Wes Pooler – Southern Maine Health Care
Like many states, Maine has seen a spike in demand for behavioral health resources over the past decade. The problem is especially pronounced in rural and low-income areas, where extenuating factors—such as the state’s growing opioid crisis—are pushing these services to the brink.
It’s an issue Wes Pooler knows all too well. During his tenure as director of facilities management for Franklin Memorial Hospital in Farmington, Pooler remembers the facility having to transport patients 4 ½ hours north, to the Canadian border town of Fort Kent, where the only available behavioral health bed happened to be on that day.
Now, as vice president of support services for Southern Maine Health Care (SMHC), Pooler is working to close that gap—and usher in a new era of behavioral health treatment for the region.
“When Goodall Hospital in Sanford merged with Southern Maine Medical Center to create SMHC a few years ago, one of the hard choices that had to be made was to close the inpatient services facility in Sanford,” explains Pooler, who joined the organization last November. “With this project, we’re bringing inpatient care back to Sanford.”
Grand designs
The project in question is a two-story, 26,000-square-foot renovation to Sanford’s Goodall Hospital, a stately brick complex built in 1928. After finalizing the concept designs in July, the first task for Pooler and his team was to redesign the hospital’s former inpatient medical, surgical and OB units.
Slated to open in July of 2020, the 40-bed Behavioral Health Center will feature a number of modern amenities and design concepts. According to Pooler, the ground floor will include five private assessment rooms in the Emergency Department, a patient lounge with a television, along with storage, staff offices and clinical resources.
Upstairs, the inpatient rooms—each containing two beds—will occupy two corridors on the first floor, which is configured like a horseshoe. In the center core, separating the two patient corridors, patients can access a laundry room and a calming room.
The first floor’s north wing will include a dining room, a multipurpose room, quiet spaces, group therapy rooms and a large outdoor terrace.

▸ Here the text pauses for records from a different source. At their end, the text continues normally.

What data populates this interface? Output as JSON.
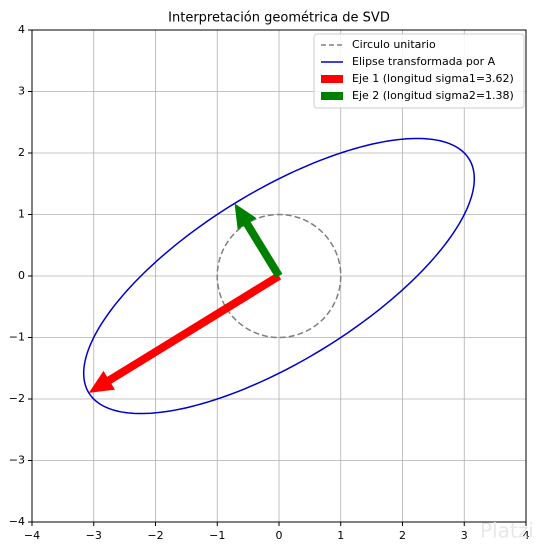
{
  "chart_data": {
    "type": "svd",
    "title": "Interpretación geométrica de SVD",
    "xlim": [
      -4,
      4
    ],
    "ylim": [
      -4,
      4
    ],
    "xticks": [
      {
        "value": -4,
        "label": "−4"
      },
      {
        "value": -3,
        "label": "−3"
      },
      {
        "value": -2,
        "label": "−2"
      },
      {
        "value": -1,
        "label": "−1"
      },
      0,
      1,
      2,
      3,
      4
    ],
    "yticks": [
      {
        "value": -4,
        "label": "−4"
      },
      {
        "value": -3,
        "label": "−3"
      },
      {
        "value": -2,
        "label": "−2"
      },
      {
        "value": -1,
        "label": "−1"
      },
      0,
      1,
      2,
      3,
      4
    ],
    "grid": true,
    "legend": "upper right",
    "series": [
      {
        "name": "Circulo unitario",
        "kind": "circle",
        "color": "#808080",
        "dashed": true,
        "radius": 1
      },
      {
        "name": "Elipse transformada por A",
        "kind": "ellipse",
        "color": "#0000cc"
      },
      {
        "name": "Eje 1 (longitud sigma1=3.62)",
        "kind": "arrow",
        "color": "#ff0000",
        "dx": -3.08,
        "dy": -1.9
      },
      {
        "name": "Eje 2 (longitud sigma2=1.38)",
        "kind": "arrow",
        "color": "#008000",
        "dx": -0.72,
        "dy": 1.18
      }
    ],
    "watermark": "Platzi"
  }
}
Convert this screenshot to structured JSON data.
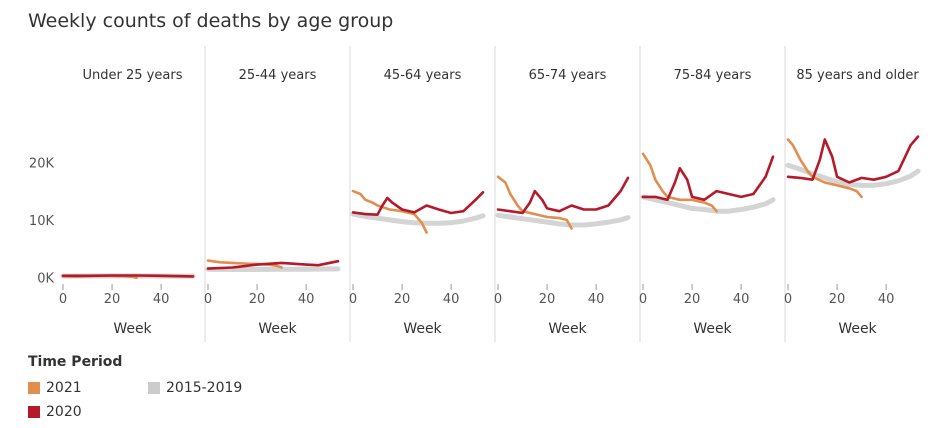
{
  "chart_data": {
    "type": "line",
    "title": "Weekly counts of deaths by age group",
    "xlabel": "Week",
    "ylabel": "",
    "x_ticks": [
      0,
      20,
      40
    ],
    "xlim": [
      0,
      53
    ],
    "y_ticks": [
      "0K",
      "10K",
      "20K"
    ],
    "y_tick_values": [
      0,
      10000,
      20000
    ],
    "ylim": [
      -1000,
      26000
    ],
    "legend_title": "Time Period",
    "legend_position": "bottom-left",
    "series_styles": {
      "2021": {
        "color": "#e08f4f"
      },
      "2020": {
        "color": "#b51a2a"
      },
      "2015-2019": {
        "color": "#cccccc"
      }
    },
    "panels": [
      {
        "name": "Under 25 years",
        "series": [
          {
            "name": "2021",
            "x": [
              0,
              5,
              10,
              15,
              20,
              25,
              28,
              30
            ],
            "values": [
              200,
              150,
              200,
              250,
              250,
              200,
              100,
              -100
            ]
          },
          {
            "name": "2020",
            "x": [
              0,
              10,
              20,
              30,
              40,
              45,
              53
            ],
            "values": [
              250,
              250,
              300,
              300,
              250,
              200,
              150
            ]
          },
          {
            "name": "2015-2019",
            "x": [
              0,
              10,
              20,
              30,
              40,
              53
            ],
            "values": [
              200,
              220,
              230,
              230,
              210,
              200
            ]
          }
        ]
      },
      {
        "name": "25-44 years",
        "series": [
          {
            "name": "2021",
            "x": [
              0,
              5,
              10,
              15,
              20,
              25,
              28,
              30
            ],
            "values": [
              2900,
              2600,
              2500,
              2400,
              2300,
              2200,
              2000,
              1700
            ]
          },
          {
            "name": "2020",
            "x": [
              0,
              10,
              12,
              20,
              30,
              40,
              45,
              53
            ],
            "values": [
              1500,
              1700,
              1800,
              2200,
              2500,
              2200,
              2100,
              2800
            ]
          },
          {
            "name": "2015-2019",
            "x": [
              0,
              10,
              20,
              30,
              40,
              53
            ],
            "values": [
              1400,
              1350,
              1350,
              1400,
              1400,
              1450
            ]
          }
        ]
      },
      {
        "name": "45-64 years",
        "series": [
          {
            "name": "2021",
            "x": [
              0,
              3,
              5,
              8,
              10,
              15,
              20,
              25,
              28,
              30
            ],
            "values": [
              15000,
              14500,
              13500,
              13000,
              12500,
              11800,
              11500,
              11000,
              9500,
              7800
            ]
          },
          {
            "name": "2020",
            "x": [
              0,
              5,
              10,
              12,
              14,
              16,
              20,
              25,
              30,
              35,
              40,
              45,
              50,
              53
            ],
            "values": [
              11300,
              11000,
              10900,
              12500,
              13800,
              13000,
              11800,
              11300,
              12500,
              11800,
              11200,
              11500,
              13500,
              14800
            ]
          },
          {
            "name": "2015-2019",
            "x": [
              0,
              5,
              10,
              15,
              20,
              25,
              30,
              35,
              40,
              45,
              50,
              53
            ],
            "values": [
              11000,
              10600,
              10300,
              10000,
              9700,
              9500,
              9400,
              9400,
              9500,
              9800,
              10300,
              10700
            ]
          }
        ]
      },
      {
        "name": "65-74 years",
        "series": [
          {
            "name": "2021",
            "x": [
              0,
              3,
              5,
              8,
              10,
              15,
              20,
              25,
              28,
              30
            ],
            "values": [
              17500,
              16500,
              14500,
              12500,
              11500,
              11000,
              10500,
              10300,
              10000,
              8500
            ]
          },
          {
            "name": "2020",
            "x": [
              0,
              5,
              10,
              13,
              15,
              18,
              20,
              25,
              30,
              35,
              40,
              45,
              50,
              53
            ],
            "values": [
              11800,
              11500,
              11200,
              13000,
              15000,
              13500,
              12000,
              11500,
              12500,
              11800,
              11800,
              12500,
              15000,
              17300
            ]
          },
          {
            "name": "2015-2019",
            "x": [
              0,
              5,
              10,
              15,
              20,
              25,
              30,
              35,
              40,
              45,
              50,
              53
            ],
            "values": [
              10800,
              10500,
              10200,
              9900,
              9600,
              9300,
              9100,
              9100,
              9300,
              9600,
              10000,
              10400
            ]
          }
        ]
      },
      {
        "name": "75-84 years",
        "series": [
          {
            "name": "2021",
            "x": [
              0,
              3,
              5,
              8,
              10,
              15,
              20,
              25,
              28,
              30
            ],
            "values": [
              21500,
              19500,
              17000,
              15000,
              14000,
              13500,
              13500,
              13000,
              12500,
              11500
            ]
          },
          {
            "name": "2020",
            "x": [
              0,
              5,
              10,
              13,
              15,
              18,
              20,
              25,
              30,
              35,
              40,
              45,
              50,
              53
            ],
            "values": [
              14000,
              14000,
              13500,
              16500,
              19000,
              17000,
              14000,
              13500,
              15000,
              14500,
              14000,
              14500,
              17500,
              21000
            ]
          },
          {
            "name": "2015-2019",
            "x": [
              0,
              5,
              10,
              15,
              20,
              25,
              30,
              35,
              40,
              45,
              50,
              53
            ],
            "values": [
              14000,
              13500,
              13000,
              12500,
              12000,
              11800,
              11500,
              11500,
              11800,
              12200,
              12800,
              13500
            ]
          }
        ]
      },
      {
        "name": "85 years and older",
        "series": [
          {
            "name": "2021",
            "x": [
              0,
              2,
              5,
              8,
              10,
              15,
              20,
              25,
              28,
              30
            ],
            "values": [
              24000,
              23000,
              20500,
              18500,
              17500,
              16500,
              16000,
              15500,
              15000,
              14000
            ]
          },
          {
            "name": "2020",
            "x": [
              0,
              5,
              10,
              13,
              15,
              18,
              20,
              25,
              30,
              35,
              40,
              45,
              50,
              53
            ],
            "values": [
              17500,
              17300,
              17000,
              20500,
              24000,
              21000,
              17500,
              16500,
              17300,
              17000,
              17500,
              18500,
              23000,
              24500
            ]
          },
          {
            "name": "2015-2019",
            "x": [
              0,
              5,
              10,
              15,
              20,
              25,
              30,
              35,
              40,
              45,
              50,
              53
            ],
            "values": [
              19500,
              18800,
              18000,
              17300,
              16600,
              16200,
              16000,
              16000,
              16300,
              16800,
              17600,
              18500
            ]
          }
        ]
      }
    ]
  }
}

The second floor reflects a similar configuration.
“Sometimes patients want to socialize with their peers or get some fresh air, and other times they want to be alone, so we designed a space that gives them both,” Pooler says. “Our goal is to create a place that’s comfortable, calming and inviting.”
In the details
In conceptualizing the addition, SMHC staff pursued what Pooler calls an “onstage, offstage model” (sometimes known as the Disney model). Simply put, whenever a doctor or nurse is in an area where patients are visible or might be present, they’re considered “onstage”—which, given the centralized location of staff stations, is most of the floor. There are also “offstage” areas to ensure the staff has an area where they can decompress, and also giving them access to supplies without entering the patient area, thereby safeguarding patient privacy.
The space will hardly feel institutional, however. For flooring, the team chose a mix of sheet goods, with both a wood grain pattern and more abstract neutrals to create an earthy, inviting feel. Throughout the facility, art glass infused with natural materials will be used in the interior windows to provide a unique feel to the space and bring nature inside the building.
In addition, some of the unit’s common rooms will feature wall-sized murals of Maine’s rocky coast. And while white figures to be the dominant color, bright pastels—greens and blues, especially—will highlight the facility’s columns and partitions.
“A lot of behavioral health facilities, while safe, tend to be sterile and overly bright,” Pooler says. “We want a space that’s comfortable and calming.”
Team effort
But for all its impressive bells and whistles, Pooler says the unit’s greatest attribute isn’t any one room or resource, but the collaboration between SMHC and Maine Behavioral Health (MBH). Bringing together professionals from across the MaineHealth system, the project represents what Pooler calls a “high-wire act of resources and workflow.”
With MBH, the organization has the skills necessary to create a space that puts patient wellbeing first. SMHC received expertise from Maine Medical Center, including a seasoned project manager.
Margulies Perruzzi Architects is the architect of record on the project, in collaboration with consulting health care architects Array Architects, P.C. Fitzemeyer & Tocci Associates Inc. is the lead engineering design firm.
“The whole goal is to leverage collaboration to provide better services for our community and our patients—that’s what it’s all about,” Pooler says. “In the past, community hospitals had only their internal talent and resources to manage large projects. Today, health care systems have far more resources available, and when the various teams from across a system work together, the outcome can be fantastic. This project is a testament to that idea of collaboration. It embodies the kind of unity that Maine is known for.”